1Division of Cancer Epidemiology and Genetics, National Cancer Institute, Rockville, MD 20850, USA.
2Division of Cancer Control and Population Sciences, National Cancer Institute, Rockville, MD 20814, USA.
3Slone Epidemiology Center, Boston University, Boston, MA 02215, USA.
4HPV Immunology Laboratory, Frederick National Laboratory for Cancer Research, Leidos, Biomedical Research, Inc., Frederick, MD 21702, USA.
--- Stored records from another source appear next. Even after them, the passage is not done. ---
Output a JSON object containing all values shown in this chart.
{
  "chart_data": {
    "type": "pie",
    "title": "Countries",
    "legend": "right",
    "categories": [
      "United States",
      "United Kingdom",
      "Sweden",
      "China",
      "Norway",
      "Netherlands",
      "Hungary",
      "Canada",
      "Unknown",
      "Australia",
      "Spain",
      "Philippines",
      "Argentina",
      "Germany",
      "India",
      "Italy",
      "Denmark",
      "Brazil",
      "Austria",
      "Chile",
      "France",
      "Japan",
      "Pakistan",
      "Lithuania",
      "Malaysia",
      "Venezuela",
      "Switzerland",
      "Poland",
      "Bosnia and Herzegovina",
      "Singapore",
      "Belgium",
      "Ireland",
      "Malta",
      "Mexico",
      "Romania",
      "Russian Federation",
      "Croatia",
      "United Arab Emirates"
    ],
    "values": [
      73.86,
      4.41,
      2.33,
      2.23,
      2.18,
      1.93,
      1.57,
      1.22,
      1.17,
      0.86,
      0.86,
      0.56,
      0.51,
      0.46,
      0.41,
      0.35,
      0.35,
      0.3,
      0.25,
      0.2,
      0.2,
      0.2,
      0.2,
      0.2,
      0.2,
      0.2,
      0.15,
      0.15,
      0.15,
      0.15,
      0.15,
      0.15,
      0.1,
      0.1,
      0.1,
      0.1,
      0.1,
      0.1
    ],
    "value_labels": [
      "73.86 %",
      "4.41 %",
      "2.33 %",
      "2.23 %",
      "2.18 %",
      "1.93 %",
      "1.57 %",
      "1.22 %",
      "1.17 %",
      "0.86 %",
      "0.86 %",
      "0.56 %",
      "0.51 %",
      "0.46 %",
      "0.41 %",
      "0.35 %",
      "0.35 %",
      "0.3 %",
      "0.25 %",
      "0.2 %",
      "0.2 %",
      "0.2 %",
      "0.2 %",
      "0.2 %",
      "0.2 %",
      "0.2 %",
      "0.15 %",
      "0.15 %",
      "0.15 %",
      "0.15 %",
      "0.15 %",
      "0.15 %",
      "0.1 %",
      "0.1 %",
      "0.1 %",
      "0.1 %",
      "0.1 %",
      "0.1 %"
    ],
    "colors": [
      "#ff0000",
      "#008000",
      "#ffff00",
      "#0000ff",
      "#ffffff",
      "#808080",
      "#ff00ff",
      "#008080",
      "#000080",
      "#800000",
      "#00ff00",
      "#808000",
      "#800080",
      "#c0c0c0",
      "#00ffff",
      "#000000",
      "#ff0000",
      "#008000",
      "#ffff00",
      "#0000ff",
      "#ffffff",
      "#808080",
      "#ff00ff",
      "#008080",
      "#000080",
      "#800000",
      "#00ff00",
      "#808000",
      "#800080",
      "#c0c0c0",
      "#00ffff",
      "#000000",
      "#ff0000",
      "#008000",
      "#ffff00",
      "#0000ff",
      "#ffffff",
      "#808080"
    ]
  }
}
5Genomics Research Center, Academia Sinica, Taipei 11529, Taiwan.
6Graduate Institute of Epidemiology and Preventative Medicine, College of Public Health, National Taiwan University, Taipei 10617, Taiwan.
7Institute of Clinical Medicine, National Yang-Ming University, Taipei 11221, Taiwan.
8Graduate Institute of Medicine, College of Medicine, Kaohsiung Medical University, Kaohsiung 80708, Taiwan.
9Biomedical Translation Research Center, Academia Sinica, Taipei 11529, Taiwan.
Abstract
Background: Chronic hepatitis C virus (HCV) infection can affect immune response and inflammatory pathways, leading to severe liver diseases such as cirrhosis and hepatocellular carcinoma (HCC).
Methods: In a prospective cohort of chronically HCV-infected individuals, we sampled 68 individuals who developed cirrhosis, 91 controls who did not develop cirrhosis, and 94 individuals who developed HCC. Unconditional odds ratios (ORs) from polytomous logistic regression models and canonical discriminant analyses (CDAs) were used to compare categorical (C) baseline plasma levels for 102 markers in individuals who developed cirrhosis vs. controls and those who developed HCC vs. cirrhosis. Leave-one-out cross validation was used to produce receiver operating characteristic curves to assess predictive ability of markers. Lastly, biological pathways were assessed in association with cirrhotic development compared to controls.
Results: After multivariable adjustment, DEFA-1 (OR: C2v.C1 = 7.73; p < 0.0001), ITGAM (OR: C2v.C1 = 4.03; p = 0.0002), SCF (OR: C4v.C1 = 0.19; p-trend = 0.0001), and CCL11 (OR: C4v.C1 = 0.31; p-trend= 0.002) were all associated with development of cirrhosis compared to controls; these markers, together with clinical/demographics variables, improved prediction of cirrhosis from 55.7% (in clinical/demographic-only model) to 74.9% accuracy. A twelve-marker model based on CDA results further increased prediction of cirrhosis to 88.0%. While six biological pathways were found to be associated with cirrhosis, cell adhesion was the only pathway associated with cirrhosis after Bonferroni correction. In contrast to cirrhosis, DEFA-1 and ITGAM levels were inversely associated with HCC risk.
Conclusions: Pending validation, these findings highlight the important role of immunological markers in predicting HCV-related cirrhosis even 11 years post-enrollment.